Optimization in Python - do's, don'ts and rules of thumb.
- by JV
Well I was reading this post and then I came across a code which was:
jokes=range(1000000)
domain=[(0,(len(jokes)*2)-i-1) for i in range(0,len(jokes)*2)]
I thought wouldn't it be better to calculate the value of len(jokes) once outside the list comprehension?
Well I tried it and timed three codes
jv@Pioneer:~$ python -m timeit -s 'jokes=range(1000000);domain=[(0,(len(jokes)*2)-i-1) for i in range(0,len(jokes)*2)]'
10000000 loops, best of 3: 0.0352 usec per loop
jv@Pioneer:~$ python -m timeit -s 'jokes=range(1000000);l=len(jokes);domain=[(0,(l*2)-i-1) for i in range(0,l*2)]'
10000000 loops, best of 3: 0.0343 usec per loop
jv@Pioneer:~$ python -m timeit -s 'jokes=range(1000000);l=len(jokes)*2;domain=[(0,l-i-1) for i in range(0,l)]'
10000000 loops, best of 3: 0.0333 usec per loop
Observing the marginal difference 2.55% between the first and the second made me think - is the first list comprehension
domain=[(0,(len(jokes)*2)-i-1) for i in range(0,len(jokes)*2)]
optimized internally by python? or is 2.55% a big enough optimization (given that the len(jokes)=1000000)?
If this is - What are the other implicit/internal optimizations in Python ?
What are the developer's rules of thumb for optimization in Python?

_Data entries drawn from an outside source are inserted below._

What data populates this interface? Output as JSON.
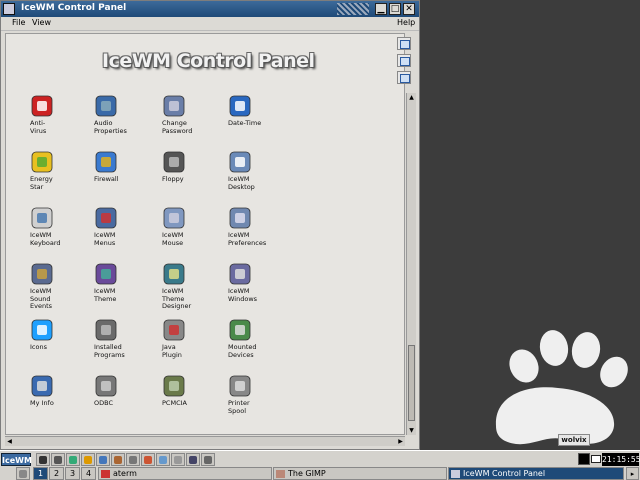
{
  "window": {
    "title": "IceWM Control Panel",
    "buttons": {
      "minimize": "▁",
      "maximize": "□",
      "close": "✕"
    }
  },
  "menubar": {
    "file": "File",
    "view": "View",
    "help": "Help"
  },
  "header": {
    "title": "IceWM Control Panel"
  },
  "items": [
    {
      "label": "Anti-\nVirus",
      "icon": "antivirus-icon"
    },
    {
      "label": "Audio\nProperties",
      "icon": "audio-icon"
    },
    {
      "label": "Change\nPassword",
      "icon": "password-icon"
    },
    {
      "label": "Date-Time",
      "icon": "clock-icon"
    },
    {
      "label": "Energy\nStar",
      "icon": "energy-icon"
    },
    {
      "label": "Firewall",
      "icon": "firewall-icon"
    },
    {
      "label": "Floppy",
      "icon": "floppy-icon"
    },
    {
      "label": "IceWM\nDesktop",
      "icon": "desktop-icon"
    },
    {
      "label": "IceWM\nKeyboard",
      "icon": "keyboard-icon"
    },
    {
      "label": "IceWM\nMenus",
      "icon": "menus-icon"
    },
    {
      "label": "IceWM\nMouse",
      "icon": "mouse-icon"
    },
    {
      "label": "IceWM\nPreferences",
      "icon": "preferences-icon"
    },
    {
      "label": "IceWM\nSound\nEvents",
      "icon": "sound-events-icon"
    },
    {
      "label": "IceWM\nTheme",
      "icon": "theme-icon"
    },
    {
      "label": "IceWM\nTheme\nDesigner",
      "icon": "theme-designer-icon"
    },
    {
      "label": "IceWM\nWindows",
      "icon": "windows-icon"
    },
    {
      "label": "Icons",
      "icon": "icons-icon"
    },
    {
      "label": "Installed\nPrograms",
      "icon": "programs-icon"
    },
    {
      "label": "Java\nPlugin",
      "icon": "java-icon"
    },
    {
      "label": "Mounted\nDevices",
      "icon": "mounted-icon"
    },
    {
      "label": "My Info",
      "icon": "myinfo-icon"
    },
    {
      "label": "ODBC",
      "icon": "odbc-icon"
    },
    {
      "label": "PCMCIA",
      "icon": "pcmcia-icon"
    },
    {
      "label": "Printer\nSpool",
      "icon": "printer-icon"
    }
  ],
  "taskbar": {
    "start": "IceWM",
    "workspaces": [
      "1",
      "2",
      "3",
      "4"
    ],
    "tasks": [
      {
        "label": "aterm",
        "active": false
      },
      {
        "label": "The GIMP",
        "active": false
      },
      {
        "label": "IceWM Control Panel",
        "active": true
      }
    ],
    "clock": "21:15:55"
  },
  "desktop": {
    "brand": "wolvix"
  },
  "colors": {
    "titlebar": "#1f4a78",
    "desktop": "#3c3c3c",
    "window_bg": "#dcdad5"
  }
}
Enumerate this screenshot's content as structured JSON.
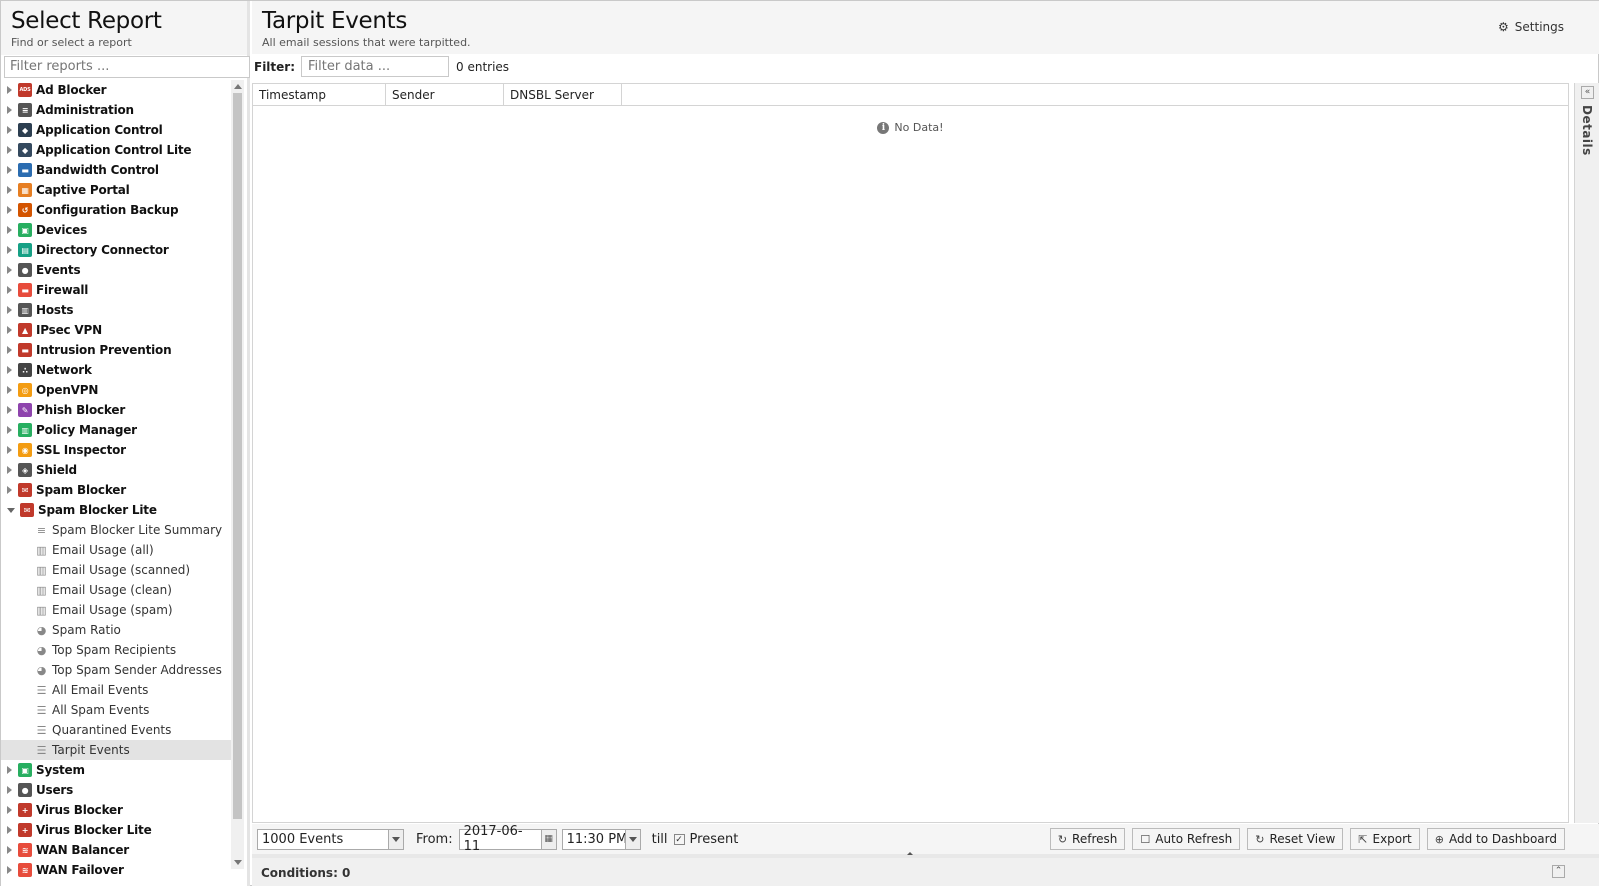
{
  "left": {
    "title": "Select Report",
    "subtitle": "Find or select a report",
    "filter_placeholder": "Filter reports ...",
    "apps_before": [
      {
        "label": "Ad Blocker",
        "icon": "ad-blocker-icon",
        "color": "#c0392b",
        "glyph": "ADS"
      },
      {
        "label": "Administration",
        "icon": "administration-icon",
        "color": "#555555",
        "glyph": "≡"
      },
      {
        "label": "Application Control",
        "icon": "application-control-icon",
        "color": "#2c3e50",
        "glyph": "◆"
      },
      {
        "label": "Application Control Lite",
        "icon": "application-control-lite-icon",
        "color": "#34495e",
        "glyph": "◆"
      },
      {
        "label": "Bandwidth Control",
        "icon": "bandwidth-control-icon",
        "color": "#2b6cb0",
        "glyph": "▬"
      },
      {
        "label": "Captive Portal",
        "icon": "captive-portal-icon",
        "color": "#e67e22",
        "glyph": "▦"
      },
      {
        "label": "Configuration Backup",
        "icon": "configuration-backup-icon",
        "color": "#d35400",
        "glyph": "↺"
      },
      {
        "label": "Devices",
        "icon": "devices-icon",
        "color": "#27ae60",
        "glyph": "▣"
      },
      {
        "label": "Directory Connector",
        "icon": "directory-connector-icon",
        "color": "#16a085",
        "glyph": "▤"
      },
      {
        "label": "Events",
        "icon": "events-icon",
        "color": "#555555",
        "glyph": "●"
      },
      {
        "label": "Firewall",
        "icon": "firewall-icon",
        "color": "#e74c3c",
        "glyph": "▬"
      },
      {
        "label": "Hosts",
        "icon": "hosts-icon",
        "color": "#555555",
        "glyph": "▥"
      },
      {
        "label": "IPsec VPN",
        "icon": "ipsec-vpn-icon",
        "color": "#c0392b",
        "glyph": "▲"
      },
      {
        "label": "Intrusion Prevention",
        "icon": "intrusion-prevention-icon",
        "color": "#c0392b",
        "glyph": "▬"
      },
      {
        "label": "Network",
        "icon": "network-icon",
        "color": "#444444",
        "glyph": "∴"
      },
      {
        "label": "OpenVPN",
        "icon": "openvpn-icon",
        "color": "#f39c12",
        "glyph": "◎"
      },
      {
        "label": "Phish Blocker",
        "icon": "phish-blocker-icon",
        "color": "#8e44ad",
        "glyph": "✎"
      },
      {
        "label": "Policy Manager",
        "icon": "policy-manager-icon",
        "color": "#27ae60",
        "glyph": "▥"
      },
      {
        "label": "SSL Inspector",
        "icon": "ssl-inspector-icon",
        "color": "#f39c12",
        "glyph": "◉"
      },
      {
        "label": "Shield",
        "icon": "shield-icon",
        "color": "#555555",
        "glyph": "◈"
      },
      {
        "label": "Spam Blocker",
        "icon": "spam-blocker-icon",
        "color": "#c0392b",
        "glyph": "✉"
      }
    ],
    "expanded_app": {
      "label": "Spam Blocker Lite",
      "icon": "spam-blocker-lite-icon",
      "color": "#c0392b",
      "glyph": "✉"
    },
    "children": [
      {
        "label": "Spam Blocker Lite Summary",
        "icon": "text-report-icon",
        "glyph": "≡"
      },
      {
        "label": "Email Usage (all)",
        "icon": "bar-chart-icon",
        "glyph": "▥"
      },
      {
        "label": "Email Usage (scanned)",
        "icon": "bar-chart-icon",
        "glyph": "▥"
      },
      {
        "label": "Email Usage (clean)",
        "icon": "bar-chart-icon",
        "glyph": "▥"
      },
      {
        "label": "Email Usage (spam)",
        "icon": "bar-chart-icon",
        "glyph": "▥"
      },
      {
        "label": "Spam Ratio",
        "icon": "pie-chart-icon",
        "glyph": "◕"
      },
      {
        "label": "Top Spam Recipients",
        "icon": "pie-chart-icon",
        "glyph": "◕"
      },
      {
        "label": "Top Spam Sender Addresses",
        "icon": "pie-chart-icon",
        "glyph": "◕"
      },
      {
        "label": "All Email Events",
        "icon": "event-list-icon",
        "glyph": "☰"
      },
      {
        "label": "All Spam Events",
        "icon": "event-list-icon",
        "glyph": "☰"
      },
      {
        "label": "Quarantined Events",
        "icon": "event-list-icon",
        "glyph": "☰"
      },
      {
        "label": "Tarpit Events",
        "icon": "event-list-icon",
        "glyph": "☰"
      }
    ],
    "apps_after": [
      {
        "label": "System",
        "icon": "system-icon",
        "color": "#27ae60",
        "glyph": "▣"
      },
      {
        "label": "Users",
        "icon": "users-icon",
        "color": "#555555",
        "glyph": "●"
      },
      {
        "label": "Virus Blocker",
        "icon": "virus-blocker-icon",
        "color": "#c0392b",
        "glyph": "+"
      },
      {
        "label": "Virus Blocker Lite",
        "icon": "virus-blocker-lite-icon",
        "color": "#c0392b",
        "glyph": "+"
      },
      {
        "label": "WAN Balancer",
        "icon": "wan-balancer-icon",
        "color": "#e74c3c",
        "glyph": "≋"
      },
      {
        "label": "WAN Failover",
        "icon": "wan-failover-icon",
        "color": "#e74c3c",
        "glyph": "≋"
      }
    ]
  },
  "main": {
    "title": "Tarpit Events",
    "subtitle": "All email sessions that were tarpitted.",
    "settings_label": "Settings",
    "filter_label": "Filter:",
    "filter_placeholder": "Filter data ...",
    "entries_text": "0 entries",
    "columns": [
      "Timestamp",
      "Sender",
      "DNSBL Server"
    ],
    "no_data": "No Data!",
    "details_label": "Details"
  },
  "toolbar": {
    "limit_value": "1000 Events",
    "from_label": "From:",
    "from_date": "2017-06-11",
    "from_time": "11:30 PM",
    "till_label": "till",
    "present_label": "Present",
    "present_checked": true,
    "buttons": {
      "refresh": "Refresh",
      "auto_refresh": "Auto Refresh",
      "reset_view": "Reset View",
      "export": "Export",
      "add_dashboard": "Add to Dashboard"
    }
  },
  "conditions": {
    "label": "Conditions: 0"
  }
}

Edit1: Since most of the answers are "don't optimize, do it later if its slow" and I got some tips and links from Triptych and Ali A for the do's.
I will change the question a bit and request for don'ts.
Can we have some experiences from people who faced the 'slowness', what was the problem and how it was corrected?
Edit2: For those who haven't here is an interesting read
Edit3: Incorrect usage of timeit in question please see dF's answer for correct usage and hence timings for the three codes.